Дорогие мне уста не раскрылись для ответа. Но на них играла мягкая, ласковая улыбка, и я понял, что могу надеяться. Доныне я помню и благословляю тот час! Он был – лучший в моей жизни.

Глава LXXII

Тысячу крон – иль голову долой!«Король Генрих VI», ч. III

Простившись с Эллен, я поспешил к сэру Реджиналду. В холле царил обычный перед отъездом беспорядок. Я перепрыгнул через груды книг и ящики, преграждавшие мне путь, и взбежал вверх по лестнице. Гленвил, как всегда, находился в полном одиночестве. Лицо его было не так бледно, как вчера, и, увидев, как оно просияло при моем появлении, я, опьяненный своим счастьем, возымел надежду, что он, может быть, справится и с врагом своим и с болезнью.

Я поведал ему обо всем, что произошло сейчас между мною и Эллен.
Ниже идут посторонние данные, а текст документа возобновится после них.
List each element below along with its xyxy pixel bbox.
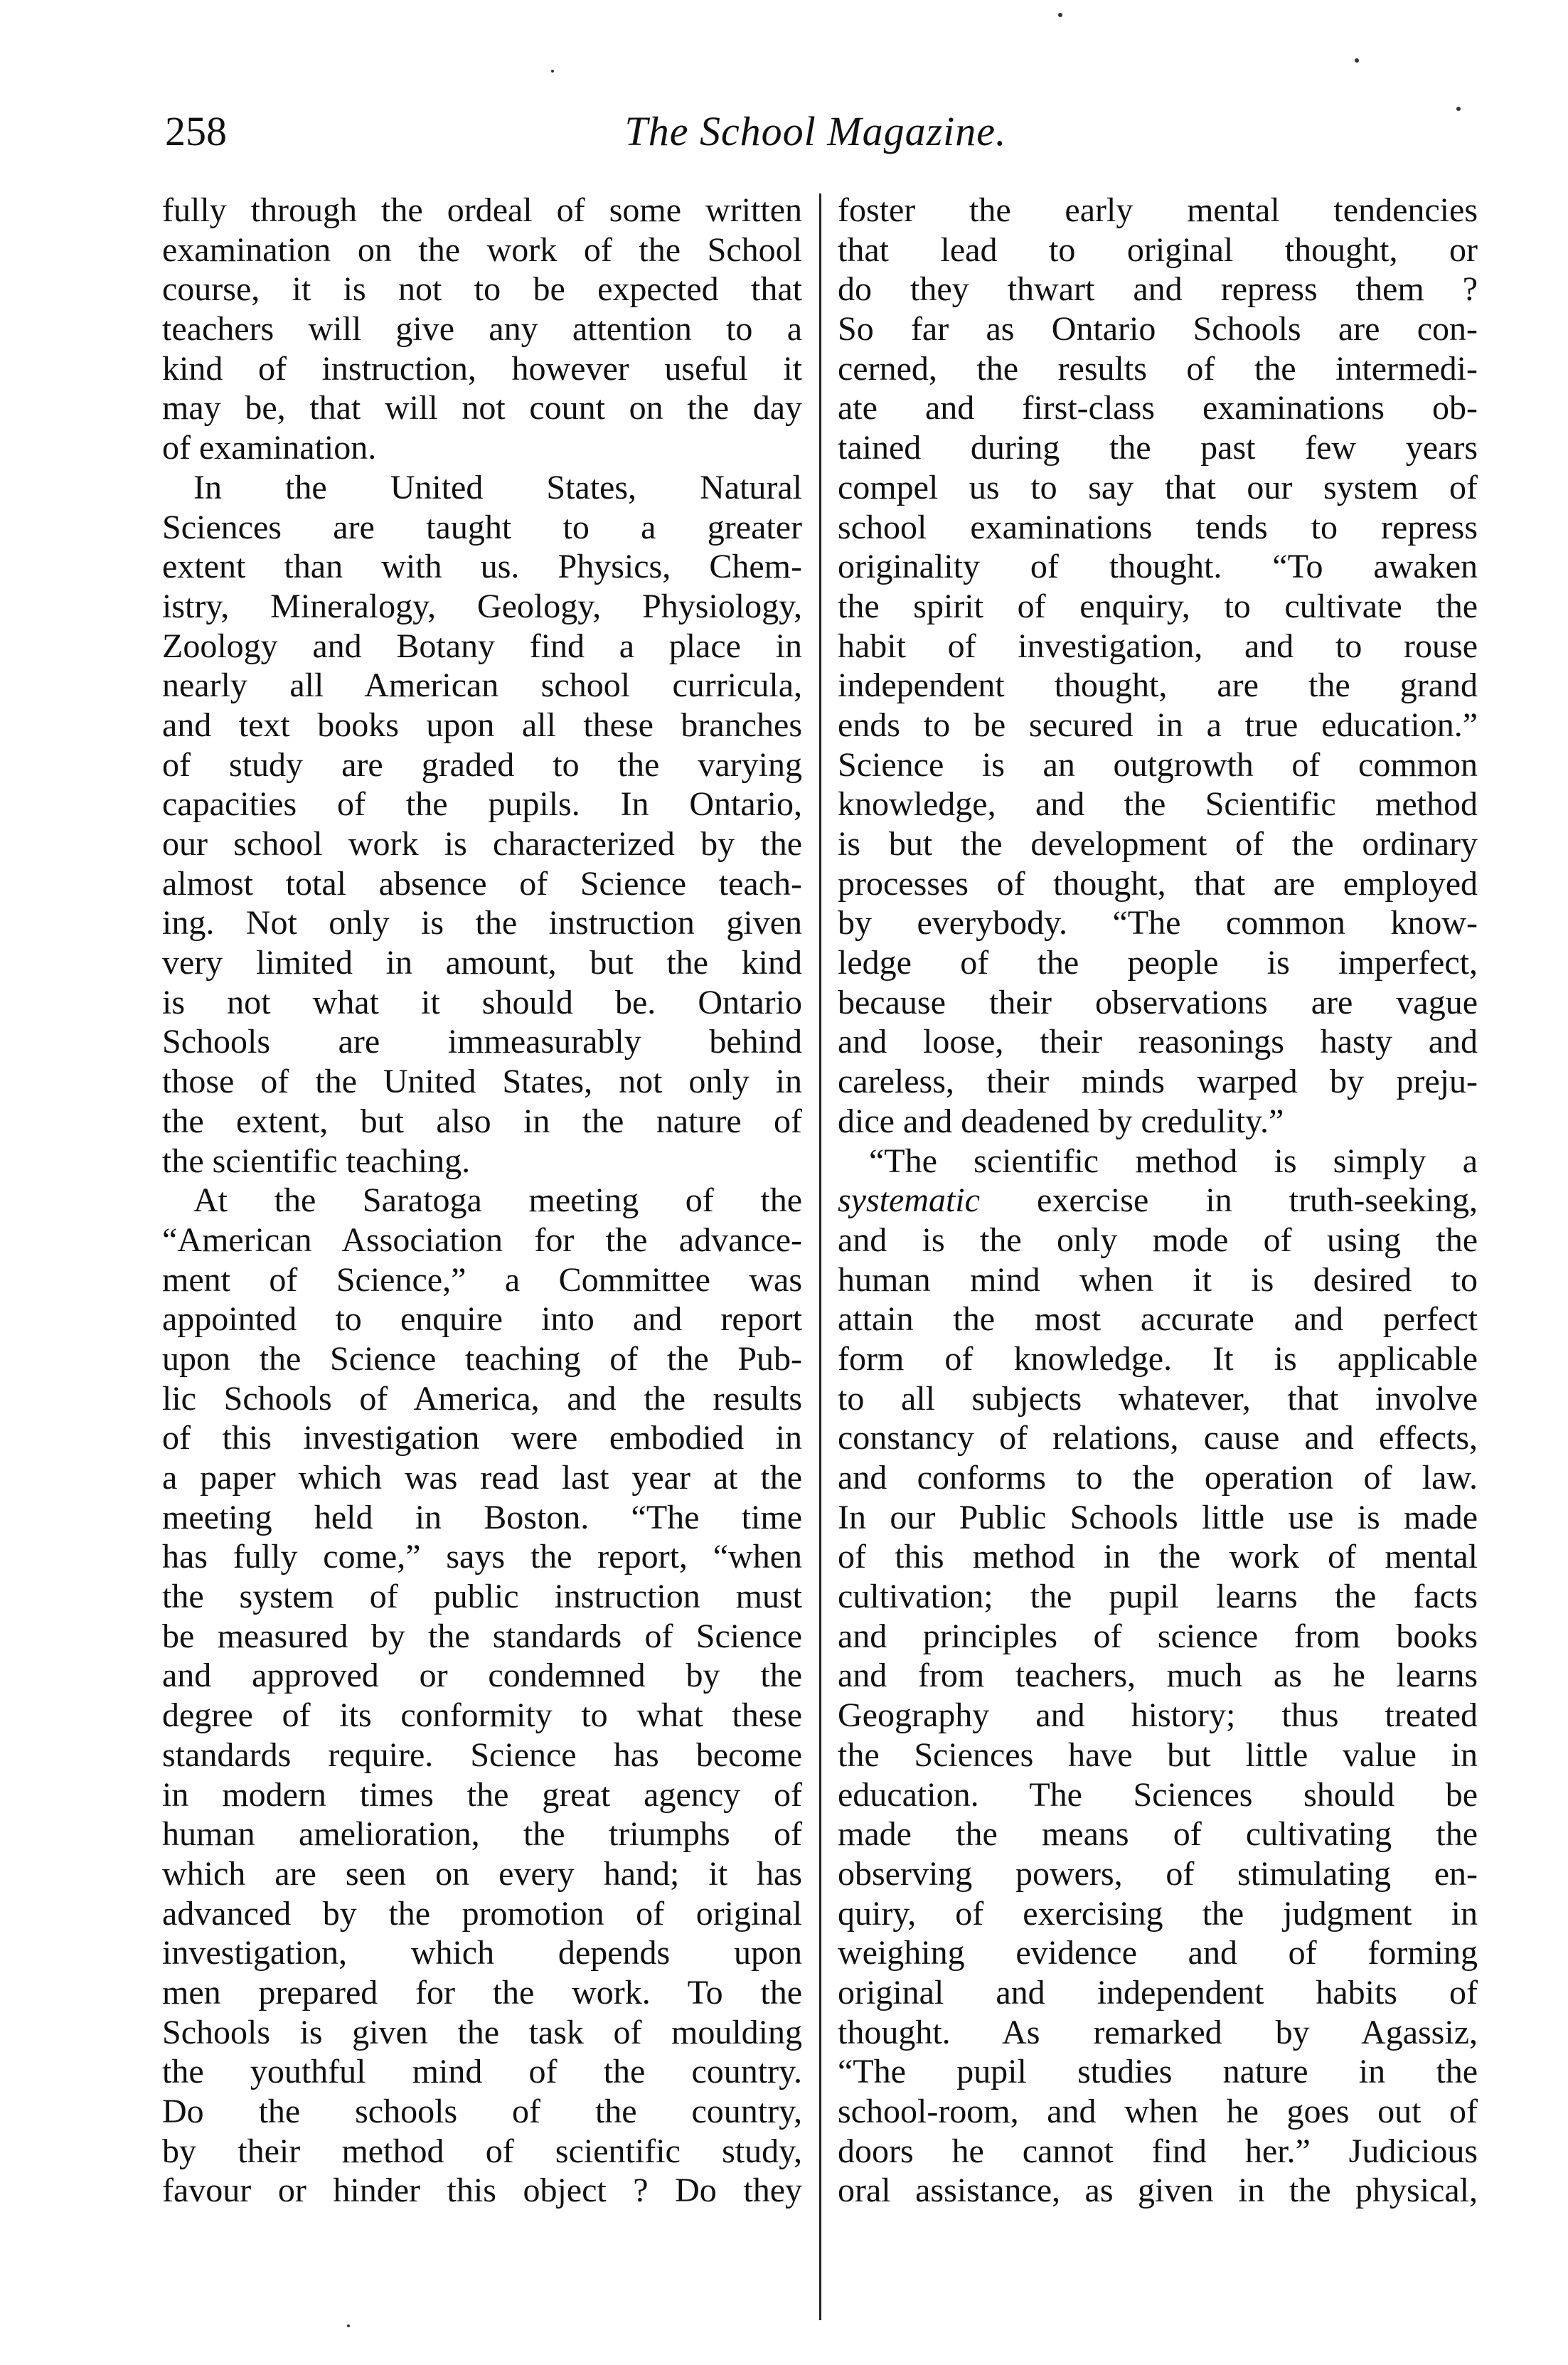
text-line: a paper which was read last year at the (162, 1459, 802, 1497)
text-line: our school work is characterized by the (162, 825, 802, 863)
text-line: ends to be secured in a true education.” (838, 706, 1478, 744)
italic-word: systematic (838, 1181, 980, 1220)
text-line: “American Association for the advance- (162, 1221, 802, 1259)
text-line: appointed to enquire into and report (162, 1300, 802, 1339)
text-line: of this method in the work of mental (838, 1538, 1478, 1576)
print-speck (1456, 107, 1461, 111)
text-line: advanced by the promotion of original (162, 1894, 802, 1933)
text-line: course, it is not to be expected that (162, 270, 802, 309)
text-line: Sciences are taught to a greater (162, 508, 802, 546)
text-line: and approved or condemned by the (162, 1657, 802, 1695)
text-line: cerned, the results of the intermedi- (838, 349, 1478, 388)
text-line: may be, that will not count on the day (162, 389, 802, 427)
text-line: very limited in amount, but the kind (162, 944, 802, 982)
text-line: careless, their minds warped by preju- (838, 1063, 1478, 1101)
running-head (165, 103, 1466, 160)
paragraph-end-line: the scientific teaching. (162, 1142, 471, 1180)
text-line: favour or hinder this object ? Do they (162, 2172, 802, 2210)
text-line: capacities of the pupils. In Ontario, (162, 785, 802, 824)
text-line: doors he cannot find her.” Judicious (838, 2132, 1478, 2170)
text-line: lic Schools of America, and the results (162, 1379, 802, 1418)
text-line: independent thought, are the grand (838, 666, 1478, 705)
text-line: and from teachers, much as he learns (838, 1657, 1478, 1695)
text-line: nearly all American school curricula, (162, 666, 802, 705)
text-line: school-room, and when he goes out of (838, 2093, 1478, 2130)
left-column (162, 191, 802, 2321)
text-line: and is the only mode of using the (838, 1221, 1478, 1259)
text-line: be measured by the standards of Science (162, 1617, 802, 1655)
text-line: “The pupil studies nature in the (838, 2053, 1478, 2091)
text-line: the youthful mind of the country. (162, 2053, 802, 2091)
text-line: and principles of science from books (838, 1617, 1478, 1655)
paragraph-start-line: In the United States, Natural (193, 468, 802, 506)
text-line: tained during the past few years (838, 429, 1478, 467)
text-line: originality of thought. “To awaken (838, 548, 1478, 586)
text-line: degree of its conformity to what these (162, 1696, 802, 1735)
text-line: fully through the ordeal of some written (162, 191, 802, 229)
text-line: Science is an outgrowth of common (838, 745, 1478, 784)
text-line: Geography and history; thus treated (838, 1696, 1478, 1735)
text-line: thought. As remarked by Agassiz, (838, 2013, 1478, 2051)
text-line: the Sciences have but little value in (838, 1736, 1478, 1774)
text-line: Zoology and Botany find a place in (162, 627, 802, 665)
text-line: that lead to original thought, or (838, 230, 1478, 269)
text-line: ate and first-class examinations ob- (838, 389, 1478, 427)
text-line: original and independent habits of (838, 1973, 1478, 2011)
paragraph-start-line: At the Saratoga meeting of the (193, 1181, 802, 1220)
text-line: systematic exercise in truth-seeking, (838, 1181, 1478, 1220)
text-line: weighing evidence and of forming (838, 1934, 1478, 1972)
text-line: in modern times the great agency of (162, 1775, 802, 1814)
paragraph-start-line: “The scientific method is simply a (869, 1142, 1478, 1180)
text-line: and conforms to the operation of law. (838, 1459, 1478, 1497)
text-line: processes of thought, that are employed (838, 864, 1478, 903)
text-line: by everybody. “The common know- (838, 904, 1478, 942)
text-line: the system of public instruction must (162, 1578, 802, 1616)
text-line: meeting held in Boston. “The time (162, 1498, 802, 1536)
text-line: istry, Mineralogy, Geology, Physiology, (162, 587, 802, 625)
text-line: Schools are immeasurably behind (162, 1023, 802, 1061)
text-line: of this investigation were embodied in (162, 1419, 802, 1457)
print-speck (347, 2324, 350, 2327)
text-line: quiry, of exercising the judgment in (838, 1894, 1478, 1933)
text-line: constancy of relations, cause and effects, (838, 1419, 1478, 1457)
text-line: school examinations tends to repress (838, 508, 1478, 546)
text-line: men prepared for the work. To the (162, 1973, 802, 2011)
text-line: compel us to say that our system of (838, 468, 1478, 506)
text-line: investigation, which depends upon (162, 1934, 802, 1972)
text-line: kind of instruction, however useful it (162, 349, 802, 388)
text-line: made the means of cultivating the (838, 1815, 1478, 1854)
text-line: habit of investigation, and to rouse (838, 627, 1478, 665)
text-line: almost total absence of Science teach- (162, 864, 802, 903)
text-line: Schools is given the task of moulding (162, 2013, 802, 2051)
text-line: human mind when it is desired to (838, 1260, 1478, 1299)
text-line: those of the United States, not only in (162, 1063, 802, 1101)
text-line: examination on the work of the School (162, 230, 802, 269)
text-line: In our Public Schools little use is made (838, 1498, 1478, 1536)
text-line: foster the early mental tendencies (838, 191, 1478, 229)
text-line: attain the most accurate and perfect (838, 1300, 1478, 1339)
print-speck (1355, 58, 1359, 63)
text-line: observing powers, of stimulating en- (838, 1854, 1478, 1893)
column-divider (819, 193, 821, 2320)
text-line: ing. Not only is the instruction given (162, 904, 802, 942)
text-line: ment of Science,” a Committee was (162, 1260, 802, 1299)
text-line: to all subjects whatever, that involve (838, 1379, 1478, 1418)
text-line: standards require. Science has become (162, 1736, 802, 1774)
text-line: and text books upon all these branches (162, 706, 802, 744)
text-line: cultivation; the pupil learns the facts (838, 1578, 1478, 1616)
text-line: human amelioration, the triumphs of (162, 1815, 802, 1854)
text-line: ledge of the people is imperfect, (838, 944, 1478, 982)
text-line: is not what it should be. Ontario (162, 983, 802, 1021)
text-line: do they thwart and repress them ? (838, 270, 1478, 309)
text-line: So far as Ontario Schools are con- (838, 310, 1478, 349)
text-line: extent than with us. Physics, Chem- (162, 548, 802, 586)
text-line: knowledge, and the Scientific method (838, 785, 1478, 824)
text-line: oral assistance, as given in the physical, (838, 2172, 1478, 2210)
page-number: 258 (165, 108, 227, 154)
journal-title: The School Magazine. (624, 108, 1007, 154)
text-line: the extent, but also in the nature of (162, 1102, 802, 1140)
right-column (838, 191, 1478, 2321)
text-line: because their observations are vague (838, 983, 1478, 1021)
paragraph-end-line: dice and deadened by credulity.” (838, 1102, 1284, 1140)
print-speck (1058, 13, 1062, 17)
text-line: by their method of scientific study, (162, 2132, 802, 2170)
print-speck (551, 70, 554, 73)
text-line: teachers will give any attention to a (162, 310, 802, 349)
text-line: and loose, their reasonings hasty and (838, 1023, 1478, 1061)
text-line: which are seen on every hand; it has (162, 1854, 802, 1893)
text-line: form of knowledge. It is applicable (838, 1339, 1478, 1378)
text-line: has fully come,” says the report, “when (162, 1538, 802, 1576)
text-line: the spirit of enquiry, to cultivate the (838, 587, 1478, 625)
text-line: of study are graded to the varying (162, 745, 802, 784)
text-line: education. The Sciences should be (838, 1775, 1478, 1814)
text-line: upon the Science teaching of the Pub- (162, 1339, 802, 1378)
paragraph-end-line: of examination. (162, 429, 377, 467)
text-line: Do the schools of the country, (162, 2093, 802, 2130)
text-line: is but the development of the ordinary (838, 825, 1478, 863)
– А теперь, – добавил я, крепко сжимая его руку, – у меня есть к тебе одно предложение, на которое ты должен согласиться: позволь мне сопровождать тебя за границу. Я поеду с тобою в любое место, которое ты предпочтешь. Вместе обдумаем мы все возможные способы сохранить в тайне наше убежище. Я никогда не стану заговаривать с тобою о прошлом. В часы, когда тебе захочется одиночества, я не стану докучать ненужным и несвоевременным выражением своего сочувствия. Я стану заботиться о тебе, охранять, поддерживать с такой нежной любовью, какой не питал бы и к родному брату. Видеть меня ты будешь лишь тогда, когда пожелаешь. Никто не нарушит твоего одиночества. Когда тебе станет лучше, – а я уверен, что так будет, – я отправлюсь обратно в Англию и в самом крайнем случае обеспечу сестре твоей защитника. Затем я возвращусь к тебе один, ибо место твоего добровольного затворничества опасно раскрывать кому бы то ни было, даже Эллен, и останусь с тобой до… до…

– До конца! – прервал меня Гленвил. – Пелэм, ты слишком… слишком великодушен. Видишь, на (глазах у меня слезы (впервые за много, много времени), так бесконечно тронут я, до самой глубины души, твоей дружеской, бескорыстной привязанностью. Но теперь твоя любовь к Эллен увенчалась успехом, и я не согласен, хотя бы даже на время, лишать тебя твоего счастья. Поверь, как ни приятно мне было бы твое общество, гораздо сильнее будет радость моя от сознания, что вы с Эллен вместе и счастливы. Да, при одной мысли об этом исчезнет вся горечь одиночества. От меня ты получишь последнее письмо: в нем будет некая просьба, и дружеская твоя любовь ко мне получит полное удовлетворение и утешение оттого, что ты ее выполнишь. Что до меня лично, то я умру, как и жил, – один. Делить с кем-либо мое горе представляется мне странным и ненужным.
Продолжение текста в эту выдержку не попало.